Der „Sabbat des Liedes“Im jüdischen Glauben hat jeder Sabbat (der Tag – für uns der Samstag –, der im jüdischen Glauben unserem Sonntag entspricht) einen Namen. Namensgeber ist der Anfang des Bibelabschnitts, der diesem Sabbat zugeteilt ist. Doch der Sabbat, an dem das Moselied an der Reihe ist – die Lesung beginnt mit 2. Mose 13 –, weicht davon ab. Er trägt den Namen „Schabbat Schira“ – der Schabbat des Liedes. Es ist DAS Lied für den Glauben von Jüdinnen und Juden, denn Gott führt in die Freiheit. Die Mächtigen der Welt wollen hörige Menschen, Moses Gott führt die Menschen aus der Sklaverei in Ägypten heraus ins Weite.
Viele Christen und Juden haben sich nicht an die Vorschriften gehalten, wie der Kaiser zu verehren sei. Sie verteidigten Freiheit und Menschenwürde gegen Gewalt und Tod. Viele mussten dafür mit ihrem Leben bezahlen.

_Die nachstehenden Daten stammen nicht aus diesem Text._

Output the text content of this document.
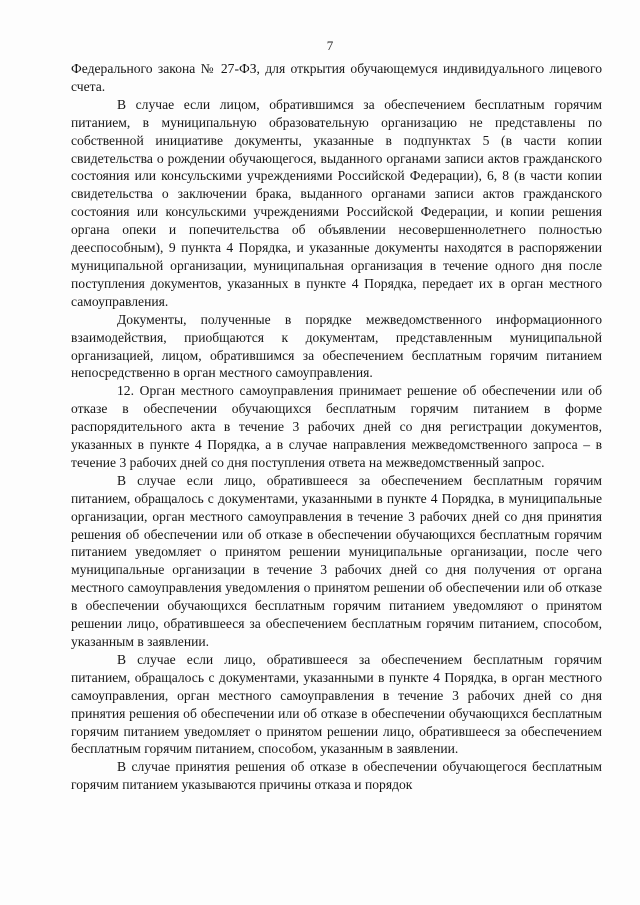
7

Федерального закона № 27-ФЗ, для открытия обучающемуся индивидуального лицевого счета.

В случае если лицом, обратившимся за обеспечением бесплатным горячим питанием, в муниципальную образовательную организацию не представлены по собственной инициативе документы, указанные в подпунктах 5 (в части копии свидетельства о рождении обучающегося, выданного органами записи актов гражданского состояния или консульскими учреждениями Российской Федерации), 6, 8 (в части копии свидетельства о заключении брака, выданного органами записи актов гражданского состояния или консульскими учреждениями Российской Федерации, и копии решения органа опеки и попечительства об объявлении несовершеннолетнего полностью дееспособным), 9 пункта 4 Порядка, и указанные документы находятся в распоряжении муниципальной организации, муниципальная организация в течение одного дня после поступления документов, указанных в пункте 4 Порядка, передает их в орган местного самоуправления.

Документы, полученные в порядке межведомственного информационного взаимодействия, приобщаются к документам, представленным муниципальной организацией, лицом, обратившимся за обеспечением бесплатным горячим питанием непосредственно в орган местного самоуправления.

12. Орган местного самоуправления принимает решение об обеспечении или об отказе в обеспечении обучающихся бесплатным горячим питанием в форме распорядительного акта в течение 3 рабочих дней со дня регистрации документов, указанных в пункте 4 Порядка, а в случае направления межведомственного запроса – в течение 3 рабочих дней со дня поступления ответа на межведомственный запрос.

В случае если лицо, обратившееся за обеспечением бесплатным горячим питанием, обращалось с документами, указанными в пункте 4 Порядка, в муниципальные организации, орган местного самоуправления в течение 3 рабочих дней со дня принятия решения об обеспечении или об отказе в обеспечении обучающихся бесплатным горячим питанием уведомляет о принятом решении муниципальные организации, после чего муниципальные организации в течение 3 рабочих дней со дня получения от органа местного самоуправления уведомления о принятом решении об обеспечении или об отказе в обеспечении обучающихся бесплатным горячим питанием уведомляют о принятом решении лицо, обратившееся за обеспечением бесплатным горячим питанием, способом, указанным в заявлении.

В случае если лицо, обратившееся за обеспечением бесплатным горячим питанием, обращалось с документами, указанными в пункте 4 Порядка, в орган местного самоуправления, орган местного самоуправления в течение 3 рабочих дней со дня принятия решения об обеспечении или об отказе в обеспечении обучающихся бесплатным горячим питанием уведомляет о принятом решении лицо, обратившееся за обеспечением бесплатным горячим питанием, способом, указанным в заявлении.

В случае принятия решения об отказе в обеспечении обучающегося бесплатным горячим питанием указываются причины отказа и порядок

Doch jetzt stimmen sie ihren Siegesgesang an. Nicht die eigenen Siege besingen sie, sondern Gottes Macht. Sie zeigt sich darin, dass Gott nicht von außen am Weltgeschehen herumschraubt wie an einer Maschine. Vielmehr geht er ein in die Welt und macht sich mit seinen Menschen auf den Weg durch die Zeit. Dieser „Machthaber“ trägt Verwundungen davon wie wir. Sein Lied erklingt in leisen Tönen:
„Selig sind, die da hungert und dürstet nach Gerechtigkeit, denn sie sollen satt werden. Selig sind die Frieden stiften, denn sie werden Gottes Kinder heißen.“
Nein, sie haben sich ihren Hunger und Durst nach Gerechtigkeit nicht austreiben lassen, die Christen jener Zeit. Die Schläge und Rückschläge, die die um Gerechtigkeit Kämpfenden erleiden mussten, haben sie nicht abgehalten davon, ihren Weg weiterzugehen. Die Lieder haben sie dabei gestärkt.

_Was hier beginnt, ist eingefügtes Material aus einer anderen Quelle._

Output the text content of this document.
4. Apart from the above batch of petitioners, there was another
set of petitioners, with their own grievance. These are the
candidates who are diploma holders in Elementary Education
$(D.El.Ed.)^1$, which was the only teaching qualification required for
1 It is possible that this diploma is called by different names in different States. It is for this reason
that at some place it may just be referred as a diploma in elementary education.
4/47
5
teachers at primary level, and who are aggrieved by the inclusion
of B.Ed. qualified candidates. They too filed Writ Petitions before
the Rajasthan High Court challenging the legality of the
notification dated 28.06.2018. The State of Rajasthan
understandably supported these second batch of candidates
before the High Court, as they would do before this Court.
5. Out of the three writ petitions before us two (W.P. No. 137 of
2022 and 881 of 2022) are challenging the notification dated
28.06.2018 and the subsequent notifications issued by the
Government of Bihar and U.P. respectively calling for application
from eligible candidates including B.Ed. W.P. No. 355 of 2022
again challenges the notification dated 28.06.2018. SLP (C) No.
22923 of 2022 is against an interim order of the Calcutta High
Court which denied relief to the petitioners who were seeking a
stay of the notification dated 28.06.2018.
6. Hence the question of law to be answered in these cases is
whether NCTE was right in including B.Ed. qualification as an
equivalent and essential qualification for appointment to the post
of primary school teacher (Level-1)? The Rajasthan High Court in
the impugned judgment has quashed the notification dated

We shall overcomeViele kennen das Lied der amerikanischen Bürgerrechtsbewegung „We shall overcome.“ Es wurde 1945 erstmals außerhalb des Gottesdiensts bei einem Streik der Foodware- und Tabacco-Gewerkschaft als Protestlied gesungen. Frühere Freiheitslieder sind darin eingegangen, so das Lied „No more auction block“, keine Auktionsbühne mehr, aus der Zeit des Bürgerkriegs. Schwarze Zwangsarbeiter, die 1861 zum Festungsbau der Südstaatenarmee gezwungen wurden, haben sich mit diesem Lied noch vor Ende des Bürgerkriegs in die Freiheit hineingesungen. Die Vorsängerin nannte jeweils ein Zwangsinstrument – die Auktionsbühne des Sklavenhandels, die gestohlenen Kinder, die Peitschenhiebe – und die übrigen Singenden bestätigten durch die eigenen Worte „no more!“ Am Ende der Strophe festigt der Ruf „many thousands gone“ – viele Tausende sind schon gestorben – die Gemeinschaft der jetzt noch Versklavten und derer, die Sklaverei und Elend hinter sich haben.

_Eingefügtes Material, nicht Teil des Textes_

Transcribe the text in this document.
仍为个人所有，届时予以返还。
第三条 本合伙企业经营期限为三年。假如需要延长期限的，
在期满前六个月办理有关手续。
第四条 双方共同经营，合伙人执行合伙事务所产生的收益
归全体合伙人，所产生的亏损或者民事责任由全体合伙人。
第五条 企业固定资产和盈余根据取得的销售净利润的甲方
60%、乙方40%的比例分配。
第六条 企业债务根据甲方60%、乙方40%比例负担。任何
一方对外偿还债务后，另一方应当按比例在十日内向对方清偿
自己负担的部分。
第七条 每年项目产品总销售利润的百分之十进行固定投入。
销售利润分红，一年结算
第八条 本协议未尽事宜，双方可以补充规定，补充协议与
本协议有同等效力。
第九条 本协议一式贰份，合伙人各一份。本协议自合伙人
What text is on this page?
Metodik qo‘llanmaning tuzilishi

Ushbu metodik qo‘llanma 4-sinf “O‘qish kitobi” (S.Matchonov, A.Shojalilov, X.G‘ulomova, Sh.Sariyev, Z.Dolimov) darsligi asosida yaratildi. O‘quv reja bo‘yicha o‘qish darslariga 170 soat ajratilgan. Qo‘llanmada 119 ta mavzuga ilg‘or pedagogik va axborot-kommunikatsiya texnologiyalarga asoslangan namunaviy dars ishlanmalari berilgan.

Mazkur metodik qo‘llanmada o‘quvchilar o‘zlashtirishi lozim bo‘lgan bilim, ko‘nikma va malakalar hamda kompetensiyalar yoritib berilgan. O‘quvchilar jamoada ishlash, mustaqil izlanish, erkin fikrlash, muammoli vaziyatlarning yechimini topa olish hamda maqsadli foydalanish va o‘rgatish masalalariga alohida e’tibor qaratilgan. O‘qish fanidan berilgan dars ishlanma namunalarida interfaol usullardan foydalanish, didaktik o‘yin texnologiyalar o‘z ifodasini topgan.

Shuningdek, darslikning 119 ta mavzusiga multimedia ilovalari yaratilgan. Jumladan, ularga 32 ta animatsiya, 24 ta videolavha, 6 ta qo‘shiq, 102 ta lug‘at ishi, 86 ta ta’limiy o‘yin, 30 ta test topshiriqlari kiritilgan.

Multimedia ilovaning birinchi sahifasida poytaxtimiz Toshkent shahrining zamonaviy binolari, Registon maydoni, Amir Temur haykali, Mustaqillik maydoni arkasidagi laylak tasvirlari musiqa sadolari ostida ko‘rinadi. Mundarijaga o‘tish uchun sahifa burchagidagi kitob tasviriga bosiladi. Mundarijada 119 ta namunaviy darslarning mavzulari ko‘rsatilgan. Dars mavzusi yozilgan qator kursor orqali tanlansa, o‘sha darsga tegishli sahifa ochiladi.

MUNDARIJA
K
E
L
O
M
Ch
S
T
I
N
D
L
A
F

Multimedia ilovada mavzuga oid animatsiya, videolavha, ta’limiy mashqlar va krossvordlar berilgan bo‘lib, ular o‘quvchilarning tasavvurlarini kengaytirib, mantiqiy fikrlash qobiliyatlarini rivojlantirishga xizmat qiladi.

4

Wer so singt, verunsichert und verwirrt die Machthaber. Sie spüren: Es gibt eine Macht, über die sie nicht gebieten können. Diese Freiheit bleibt auch in Gefängnismauern bestehen. Wer sie besingt, bekommt Freude und Kraft auch im Leiden.
Singen macht Mut, weiterzukämpfen. In ihm verbinden wir uns mit denen, die vor uns der Unterdrückung entkommen sind, und mit denen, die noch in ihr stecken. Ihnen und uns steht die Zukunft offen. Amen.